Meine Damen und Herren, religiöse Gemeinschaften sind in vielen Ländern oft näher an den Menschen dran als Politiker. In vielen Ländern wären die Gesundheitsversorgung und das Bildungswesen überhaupt nicht funktionsfähig, wenn es nicht das breite Engagement von vielen Religionsgemeinschaften gäbe. 80 Prozent der Weltbevölkerung gehören einer Religionsgemeinschaft an – 80 Prozent! Das kann Politik nicht ignorieren, wenn wir die Lebenswirklichkeit einer großen Mehrheit der Weltbevölkerung wirklich erfassen wollen. Wir sehen das in vielen unserer Partnerländer. In Gesprächen vor Ort merken wir natürlich auch, dass Religionsfreiheit oft ein höchst sensibles Thema ist. Deswegen setzen wir auf den Dialog der Religionen und starten gezielt neue Vorhaben, die diesen interreligiösen Dialog fördern.

Wir wollen dazu ausdrücklich religiöse Autoritäten einbeziehen; denn sie haben großen Einfluss. In vielen Regionen kennt man keine Regierungsvertreter, aber die religiösen Führer aus der Nachbarschaft. Wenn diese in ihren Gemeinden zu gegenseitigem Respekt und zu Toleranz ermutigen, dann hat das ein viel größeres Gewicht als alle anderen Stimmen. Deswegen setzen wir auf diesen Dialog.

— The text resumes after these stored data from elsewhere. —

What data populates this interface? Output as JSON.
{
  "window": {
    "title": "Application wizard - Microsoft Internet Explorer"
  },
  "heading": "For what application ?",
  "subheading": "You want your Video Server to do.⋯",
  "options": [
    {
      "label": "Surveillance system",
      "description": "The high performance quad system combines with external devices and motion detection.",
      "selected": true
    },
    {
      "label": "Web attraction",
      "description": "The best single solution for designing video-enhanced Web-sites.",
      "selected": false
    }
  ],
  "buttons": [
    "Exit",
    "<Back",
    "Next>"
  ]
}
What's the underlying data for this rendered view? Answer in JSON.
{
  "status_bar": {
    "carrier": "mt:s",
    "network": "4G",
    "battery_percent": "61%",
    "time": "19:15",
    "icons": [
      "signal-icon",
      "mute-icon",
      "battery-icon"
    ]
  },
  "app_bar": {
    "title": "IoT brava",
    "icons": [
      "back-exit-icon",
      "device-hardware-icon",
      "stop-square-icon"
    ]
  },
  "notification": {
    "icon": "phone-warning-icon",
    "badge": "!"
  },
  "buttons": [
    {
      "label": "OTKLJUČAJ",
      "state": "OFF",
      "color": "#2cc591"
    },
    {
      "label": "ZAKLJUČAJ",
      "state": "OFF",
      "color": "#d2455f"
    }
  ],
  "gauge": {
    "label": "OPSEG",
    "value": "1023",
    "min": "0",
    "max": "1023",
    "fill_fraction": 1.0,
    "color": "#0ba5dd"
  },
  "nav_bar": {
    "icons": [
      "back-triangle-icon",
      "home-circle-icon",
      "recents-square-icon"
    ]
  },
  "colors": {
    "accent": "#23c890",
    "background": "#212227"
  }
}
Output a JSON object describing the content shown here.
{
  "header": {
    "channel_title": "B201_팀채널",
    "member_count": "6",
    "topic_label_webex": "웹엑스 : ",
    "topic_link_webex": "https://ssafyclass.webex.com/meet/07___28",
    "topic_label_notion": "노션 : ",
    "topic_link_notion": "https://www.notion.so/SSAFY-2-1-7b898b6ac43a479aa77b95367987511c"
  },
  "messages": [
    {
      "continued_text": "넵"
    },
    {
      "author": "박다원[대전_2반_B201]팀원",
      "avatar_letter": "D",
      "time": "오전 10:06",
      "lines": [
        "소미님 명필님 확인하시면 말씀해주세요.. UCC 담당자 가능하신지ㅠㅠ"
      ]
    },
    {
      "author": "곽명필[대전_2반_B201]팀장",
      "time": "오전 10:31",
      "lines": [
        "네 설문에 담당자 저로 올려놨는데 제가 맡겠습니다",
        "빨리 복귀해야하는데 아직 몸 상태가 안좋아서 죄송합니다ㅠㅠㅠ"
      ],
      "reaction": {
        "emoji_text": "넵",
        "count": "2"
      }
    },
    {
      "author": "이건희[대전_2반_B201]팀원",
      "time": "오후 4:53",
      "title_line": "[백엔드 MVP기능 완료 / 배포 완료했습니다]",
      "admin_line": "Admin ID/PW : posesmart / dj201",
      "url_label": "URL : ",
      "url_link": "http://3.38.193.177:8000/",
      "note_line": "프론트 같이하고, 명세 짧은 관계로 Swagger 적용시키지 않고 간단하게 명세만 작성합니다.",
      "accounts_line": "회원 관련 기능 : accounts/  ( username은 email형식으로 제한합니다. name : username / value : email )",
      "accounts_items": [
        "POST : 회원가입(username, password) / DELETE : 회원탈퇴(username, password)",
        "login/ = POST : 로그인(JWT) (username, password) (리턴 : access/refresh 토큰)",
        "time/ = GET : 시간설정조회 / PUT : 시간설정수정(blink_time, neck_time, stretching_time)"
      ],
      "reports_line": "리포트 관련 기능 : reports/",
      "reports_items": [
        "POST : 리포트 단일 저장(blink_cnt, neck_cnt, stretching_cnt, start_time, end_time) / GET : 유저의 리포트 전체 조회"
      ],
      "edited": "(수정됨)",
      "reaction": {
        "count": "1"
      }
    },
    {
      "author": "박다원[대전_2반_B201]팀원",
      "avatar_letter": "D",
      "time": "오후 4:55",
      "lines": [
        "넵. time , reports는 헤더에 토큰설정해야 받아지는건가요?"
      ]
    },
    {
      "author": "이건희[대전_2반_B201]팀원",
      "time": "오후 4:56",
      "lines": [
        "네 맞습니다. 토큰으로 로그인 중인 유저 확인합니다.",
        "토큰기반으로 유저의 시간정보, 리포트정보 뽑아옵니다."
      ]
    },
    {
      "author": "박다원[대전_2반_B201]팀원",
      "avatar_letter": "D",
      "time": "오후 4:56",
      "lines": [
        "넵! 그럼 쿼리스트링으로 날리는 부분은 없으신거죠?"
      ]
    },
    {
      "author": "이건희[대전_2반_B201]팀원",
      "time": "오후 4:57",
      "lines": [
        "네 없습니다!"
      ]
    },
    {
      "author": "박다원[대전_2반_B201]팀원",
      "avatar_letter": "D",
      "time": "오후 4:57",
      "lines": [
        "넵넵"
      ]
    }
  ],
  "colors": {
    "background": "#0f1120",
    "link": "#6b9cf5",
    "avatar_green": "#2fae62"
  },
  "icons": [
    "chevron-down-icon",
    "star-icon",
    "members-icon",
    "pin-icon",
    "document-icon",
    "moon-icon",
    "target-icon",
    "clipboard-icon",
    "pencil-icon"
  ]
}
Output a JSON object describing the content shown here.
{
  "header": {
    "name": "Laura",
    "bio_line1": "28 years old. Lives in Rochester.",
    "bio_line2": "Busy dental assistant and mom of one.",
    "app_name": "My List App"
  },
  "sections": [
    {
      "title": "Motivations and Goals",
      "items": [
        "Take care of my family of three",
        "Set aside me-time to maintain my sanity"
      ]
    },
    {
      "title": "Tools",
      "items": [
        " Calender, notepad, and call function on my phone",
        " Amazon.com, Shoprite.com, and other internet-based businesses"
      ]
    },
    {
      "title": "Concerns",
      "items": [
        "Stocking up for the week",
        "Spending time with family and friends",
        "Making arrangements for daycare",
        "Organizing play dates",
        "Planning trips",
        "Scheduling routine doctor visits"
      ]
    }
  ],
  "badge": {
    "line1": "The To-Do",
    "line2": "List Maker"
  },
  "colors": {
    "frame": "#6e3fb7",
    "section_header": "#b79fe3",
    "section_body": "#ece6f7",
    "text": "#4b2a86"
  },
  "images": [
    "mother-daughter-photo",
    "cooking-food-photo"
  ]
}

Ich will Ihnen gern einige Beispiele nennen: Auf den Philippinen fördern wir den Dialog zwischen Christen, Muslimen und Vertretern indigener Gemeinschaften. In Ägypten bringen wir christliche und muslimische Geistliche mit Publizisten, Künstlern und Lehrern zusammen. Im Tschad unterstützen wir ein Kulturzentrum für christliche und muslimische Vereinigungen. In Jordanien fördern wir die soziale Teilhabe von Flüchtlingen. Ich hatte Kontakt mit einem katholischen Bischof und einem muslimischen Stammeshäuptling aus Nigeria, die im Norden des Landes, wo Boko Haram wütet, ein positives Beispiel für Toleranz und friedliches Miteinander setzen.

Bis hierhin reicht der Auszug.